The larger part of a usable desktop system depends on the usability of the applications. Since wyoDesktop can't create each application, application guidelines for others have to exist. wyoGuide fills this gap. wyoGuide will be used for all project internal tasks.
Application bundles are for the user just ordinary files while the system is able to "see" into them. A bundle is some kind of archive with a description so the system is able to determine what to do with it. A bundle contains all the necessary readonly files the application needs to run. Of course that doesn't include all the writable files since a bundle can't be changed by the application.
The mimetype library is somewhat special that it not only allows to get mimetypes but also write mimetypes. This is needed since each application should check and create its own mimetype during startup. That's the easiest way to care for a correct installed mimetype. IMO mimetypes (maybe with extended attributes) it the only way a desktop system can interact with the applications.
Linking libraries at runtime and checking their version is an important requirement for binary distributed applications.
Why a new project, why not enhance an existing? Good question, most of the above criteria's would suit any other project rather well. The difference probably lies only in the chosen priorities. IMO none of the currently used OpenSource desktops value the user's view as high as wyoDesktop will do, at least none seems to behave in this way. Eventually, no hopefully, this may change.
None of the current desktops uses the framebuffer as its central graphic output system. Again IMO the framebuffer is rather well suited as the default graphic system and will allow much better functionality and effects. Of course any other desktop may switch to the framebuffer but I doubt any will before wyoDesktop will show how well it looks.
While every desktop adhere in some ways to standards IMO none does it as wyoDesktop will do. Where ever wyoDesktop will try to apply standards when they fit. It won't when they aren't appropriate or are wrong. In any case wyoDesktop will make suggestions for enhancements if it makes sense and will create other necessary ones.
One very important reason for me to start the wyoDesktop project is to create opportunities which allow trying out new or even old kinds of user interaction (i.e. OpenDoc). wyoDesktop will certainly also have good features common in other environments but I tries to add new features to combined them into something more suited for the user.
To center the user into the middle means for developers, to think in views and context and feedback while still designing and coding applications or libraries. This hopefully will lead to better programs, simpler API's, easier to use tools.

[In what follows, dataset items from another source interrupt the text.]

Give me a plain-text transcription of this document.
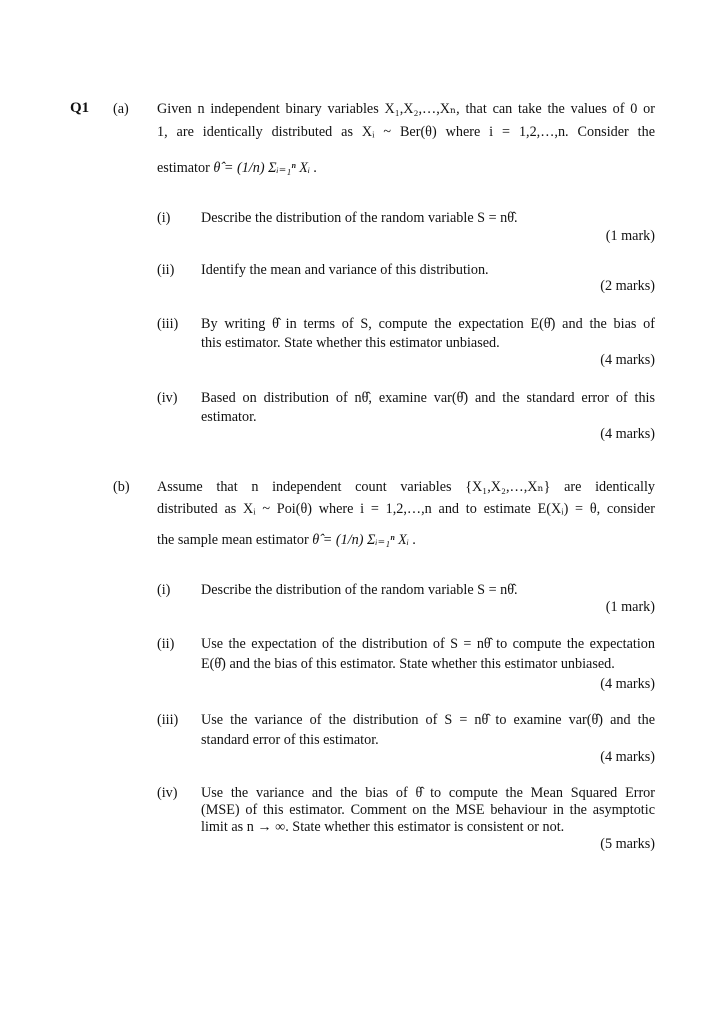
Q1 (a) Given n independent binary variables X₁,X₂,…,Xₙ, that can take the values of 0 or
1, are identically distributed as Xᵢ ~ Ber(θ) where i = 1,2,…,n. Consider the
estimator θ̂ = (1/n) Σᵢ₌₁ⁿ Xᵢ .
(i) Describe the distribution of the random variable S = nθ̂.
(1 mark)
(ii) Identify the mean and variance of this distribution.
(2 marks)
(iii) By writing θ̂ in terms of S, compute the expectation E(θ̂) and the bias of
this estimator. State whether this estimator unbiased.
(4 marks)
(iv) Based on distribution of nθ̂, examine var(θ̂) and the standard error of this
estimator.
(4 marks)
(b) Assume that n independent count variables {X₁,X₂,…,Xₙ} are identically
distributed as Xᵢ ~ Poi(θ) where i = 1,2,…,n and to estimate E(Xᵢ) = θ, consider
the sample mean estimator θ̂ = (1/n) Σᵢ₌₁ⁿ Xᵢ .
(i) Describe the distribution of the random variable S = nθ̂.
(1 mark)
(ii) Use the expectation of the distribution of S = nθ̂ to compute the expectation
E(θ̂) and the bias of this estimator. State whether this estimator unbiased.
(4 marks)
(iii) Use the variance of the distribution of S = nθ̂ to examine var(θ̂) and the
standard error of this estimator.
(4 marks)
(iv) Use the variance and the bias of θ̂ to compute the Mean Squared Error
(MSE) of this estimator. Comment on the MSE behaviour in the asymptotic
limit as n → ∞. State whether this estimator is consistent or not.
(5 marks)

A side-effect of the wyoDesktop project will be a wxWidgets port to the framebuffer. What others want to do with it nobody knows but I can imagine that game or art application developers using SDL might be very interested. Who knows maybe it even allows smoothing the transition of Windows application to Linux. Other welcomed side-effects are a window manager for the framebuffer or the login app might be useful by other desktop projects.
Depending on if and how far wyoDesktop will evolve the project itself may become a meeting point for new ideas how to improve any part of the OpenSource community. It's intended that wyoDesktop will become a point where anyone can look for ideas how to improve and enhance his own projects or even to get ideas for new projects.